Burma Democratic Concern has the firm determination to carry on doing until the democracy restore in Burma.

Saturday, 20 June 2009

‘The Lady’ And The Tramp


For years, John Yettaw had experienced visions that warned him of events to come. Sometimes the Missouri resident ignored them and came to regret it. This time, though, he intended to act. In early 2009, the 53-year-old told friends and family that he had seen himself as a man sent by God to protect the life of a beloved foreign leader. He arranged for his kids to stay with a friend, borrowed money to buy a plane ticket and printed new business cards, as if launching a new life. He seemed calm at first, spending hours at the local Hardee's, where he used the free Wi-Fi to download music—Gladys Knight, Michael Bublé—and Mormon sermons from Salt Lake City. But as his flight date approached, he also showed signs of nervousness. He broke down on the shoulder of his best friend, and didn't sleep at all on his last night at home.


Sometime after 3 a.m. on April 15, he woke his son Brian, 17, and his three younger children for a family prayer, and piled them into a minivan for the hourlong drive to the airport. Unlike the backpack tour Yettaw had taken through Asia late last year, this trip would propel him into the heart of Burma's repressive regime and an ongoing crackdown on dissidents that has drawn condemnation from Barack Obama and United Nations Secretary--General Ban Ki-moon, among others. On the 20th, he flew to Bangkok, where he spent a week waiting for his Burmese visa and sending whimsical e-mails home, including a final cheerful message: "Pray. Study peace. Live calmness. Kindness toward everyone. Love and pray."

The next word the family got regarding Yettaw came in a 5 a.m. phone call from the consulate at the U.S. Embassy in Rangoon. He had been arrested just past dawn on May 6, seized as he kicked through the soupy brown waters of Inya Lake, a man-made reservoir some four miles from his hotel. He had made an unauthorized and uninvited two-day visit to the weathered colonial-style home of Aung San Suu Kyi, the Nobel Prize–winning leader of Burma's pro-democracy movement. Suu Kyi says that she asked Yettaw to leave, but relented when he complained of hunger and exhaustion. "The Lady," as locals call her, trounced opponents in the country's last open election in 1990, but the junta refused to recognize the results, and has kept her under arrest for 13 of the past 19 years for trying to unseat the regime. She was due to be released on May 27, ahead of next year's landmark national elections—the first in two decades. But now Suu Kyi, the Oxford-educated daughter of Burmese revolutionary Aung San, faces five more years for violating the terms of her imprisonment and breaking the country's law forbidding unregistered guests from staying overnight.

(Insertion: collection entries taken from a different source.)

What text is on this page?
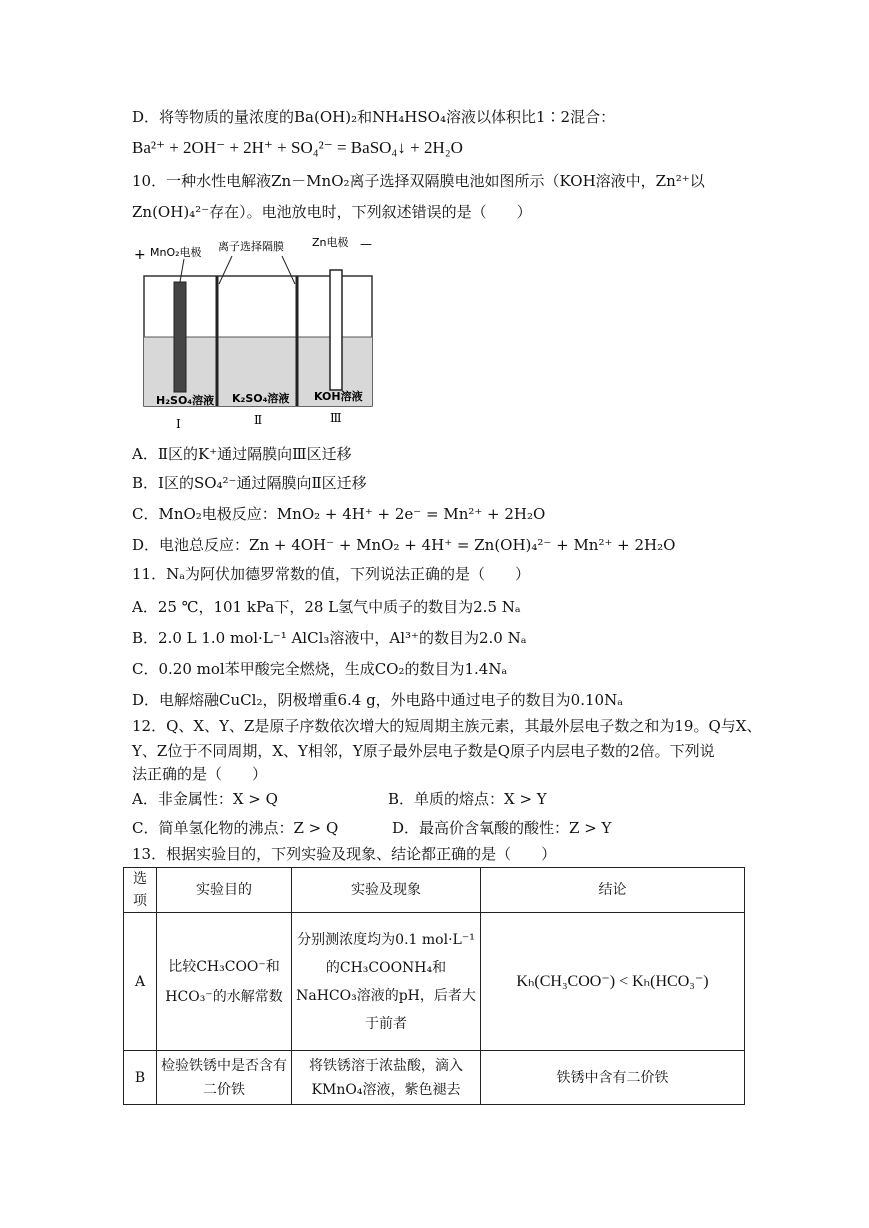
D．将等物质的量浓度的Ba(OH)₂和NH₄HSO₄溶液以体积比1∶2混合：
Ba²⁺ + 2OH⁻ + 2H⁺ + SO₄²⁻ = BaSO₄↓ + 2H₂O
10．一种水性电解液Zn－MnO₂离子选择双隔膜电池如图所示（KOH溶液中，Zn²⁺以
Zn(OH)₄²⁻存在）。电池放电时，下列叙述错误的是（　　）
+ MnO₂电极 离子选择隔膜	Zn电极 —
H₂SO₄溶液 K₂SO₄溶液 KOH溶液
Ⅰ	Ⅱ	Ⅲ
A．Ⅱ区的K⁺通过隔膜向Ⅲ区迁移
B．Ⅰ区的SO₄²⁻通过隔膜向Ⅱ区迁移
C．MnO₂电极反应：MnO₂ + 4H⁺ + 2e⁻ = Mn²⁺ + 2H₂O
D．电池总反应：Zn + 4OH⁻ + MnO₂ + 4H⁺ = Zn(OH)₄²⁻ + Mn²⁺ + 2H₂O
11．Nₐ为阿伏加德罗常数的值，下列说法正确的是（　　）
A．25 ℃，101 kPa下，28 L氢气中质子的数目为2.5 Nₐ
B．2.0 L 1.0 mol·L⁻¹ AlCl₃溶液中，Al³⁺的数目为2.0 Nₐ
C．0.20 mol苯甲酸完全燃烧，生成CO₂的数目为1.4Nₐ
D．电解熔融CuCl₂，阴极增重6.4 g，外电路中通过电子的数目为0.10Nₐ
12．Q、X、Y、Z是原子序数依次增大的短周期主族元素，其最外层电子数之和为19。Q与X、
Y、Z位于不同周期，X、Y相邻，Y原子最外层电子数是Q原子内层电子数的2倍。下列说
法正确的是（　　）
A．非金属性：X > Q	B．单质的熔点：X > Y
C．简单氢化物的沸点：Z > Q	D．最高价含氧酸的酸性：Z > Y
13．根据实验目的，下列实验及现象、结论都正确的是（　　）
选项	实验目的	实验及现象	结论
A	比较CH₃COO⁻和HCO₃⁻的水解常数	分别测浓度均为0.1 mol·L⁻¹的CH₃COONH₄和NaHCO₃溶液的pH，后者大于前者	Kₕ(CH₃COO⁻) < Kₕ(HCO₃⁻)
B	检验铁锈中是否含有二价铁	将铁锈溶于浓盐酸，滴入KMnO₄溶液，紫色褪去	铁锈中含有二价铁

Yettaw, too, is on trial for charges including "illegal swimming" and breaching security laws; judging from the line of questioning in court, Burmese authorities suspect he intended to help Suu Kyi escape. At the start of the legal proceedings last month, they presented two black chadors, two long skirts, three pairs of sunglasses, six colored pencils, flares, flashlights and a pair of pliers as evidence of a getaway plot. Yettaw was also carrying empty jugs he used for buoyancy, and a camera wrapped in plastic with a picture of the improvised flippers he used for the mile-long swim. Since his arrest, he has been held in Insein (pronounced "insane") Prison. If convicted, he faces as many as five years behind bars—perhaps more if he is found guilty of trying to spring Suu Kyi. Both he and his host (Suu Kyi's lawyer says, "This is a political case, not a criminal one") have pleaded not guilty. "He had no criminal intent," Yettaw's lawyer, Khin Maung Oo, told newsweek, adding that the only charge he should face is "lurking house-trespass," a lesser crime on the books in Burma. "He has no relationship with anything political. His only mission was to save her."


A troubled dreamer who lives down two miles of gravel road in Missouri's backwoods and didn't have a passport until last spring, Yettaw is an unlikely protagonist on the international political stage. Why he made his move, and who, if anyone, encouraged it are questions clouded by conspiracy theories and confounding reports about the man and his motives. The junta believes that antigovernment activists used Yettaw to embarrass its leaders, while Suu Kyi's supporters say that the government used the quixotic American as a pretense for keeping their best-known critic under house arrest rather than risk igniting the opposition ahead of the 2010 elections.

Yettaw's friends and family tell a different story, describing a well-intentioned and highly spiritual person whose struggles with alcoholism and mental illness may have pushed him into history's path. "I don't think he's well," says Yvonne Yettaw, the third of his four wives—echoing the sentiments of other loved ones who believe that he may suffer from untreated bipolar and posttraumatic stress disorders. The only problem is neither Yvonne nor anybody else seems to fully understand the often secretive father of seven. As a result, they offer contradictory, incomplete and occasionally fantastical ideas about what Yettaw was up to.